“It is true that meat be apportioned me and mine,” he said. “But it is ofttimes old and tough, this meat, and, moreover, it has an unusual quantity of bones.”
The hunters, grizzled and gray, and lusty and young, were aghast. The like had never been known before. A child, that talked like a grown man, and said harsh things to their very faces!
But steadily and with seriousness, Keesh went on. “For that I know my father, Bok, was a great hunter, I speak these words. It is said that Bok brought home more meat than any of the two best hunters, that with his own hands he attended to the division of it, that with his own eyes he saw to it that the least old woman and the last old man received fair share.”
“Na! Na!” the men cried. “Put the child out!” “Send him off to bed!” “He is no man that he should talk to men and graybeards!”

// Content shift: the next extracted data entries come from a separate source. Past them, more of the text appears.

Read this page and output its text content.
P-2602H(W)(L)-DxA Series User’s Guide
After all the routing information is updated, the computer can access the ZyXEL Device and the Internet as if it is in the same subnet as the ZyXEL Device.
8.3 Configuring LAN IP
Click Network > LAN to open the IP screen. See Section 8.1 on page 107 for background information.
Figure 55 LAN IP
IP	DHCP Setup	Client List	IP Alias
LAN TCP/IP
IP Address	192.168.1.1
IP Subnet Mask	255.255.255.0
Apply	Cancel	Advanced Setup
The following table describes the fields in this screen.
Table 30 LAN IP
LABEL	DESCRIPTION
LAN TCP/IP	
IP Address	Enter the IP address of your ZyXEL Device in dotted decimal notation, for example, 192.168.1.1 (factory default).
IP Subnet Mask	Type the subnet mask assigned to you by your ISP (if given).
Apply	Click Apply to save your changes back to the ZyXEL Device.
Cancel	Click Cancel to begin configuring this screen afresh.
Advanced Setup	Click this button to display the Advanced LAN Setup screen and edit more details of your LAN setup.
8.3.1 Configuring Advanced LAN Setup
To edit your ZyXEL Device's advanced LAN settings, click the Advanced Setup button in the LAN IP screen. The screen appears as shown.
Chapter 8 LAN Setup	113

He waited calmly till the uproar died down.
“Thou hast a wife, Ugh-Gluk,” he said, “and for her dost thou speak. And thou, too, Massuk, a mother also, and for them dost thou speak. My mother has no one, save me; wherefore I speak. As I say, though Bok be dead because he hunted over-keenly, it is just that I, who am his son, and that Ikeega, who is my mother and was his wife, should have meat in plenty so long as there be meat in plenty in the tribe. I, Keesh, the son of Bok, have spoken.”
He sat down, his ears keenly alert to the flood of protest and indignation his words had created.
“That a boy should speak in council!” old Ugh-Gluk was mumbling.
“Shall the babes in arms tell us men the things we shall do?” Massuk demanded in a loud voice. “Am I a man that I should be made a mock by every child that cries for meat?”
The anger boiled a white heat. They ordered him to bed, threatened that he should have no meat at all, and promised him sore beatings for his presumption. Keesh’s eyes began to flash, and the blood to pound darkly under his skin. In the midst of the abuse he sprang to his feet.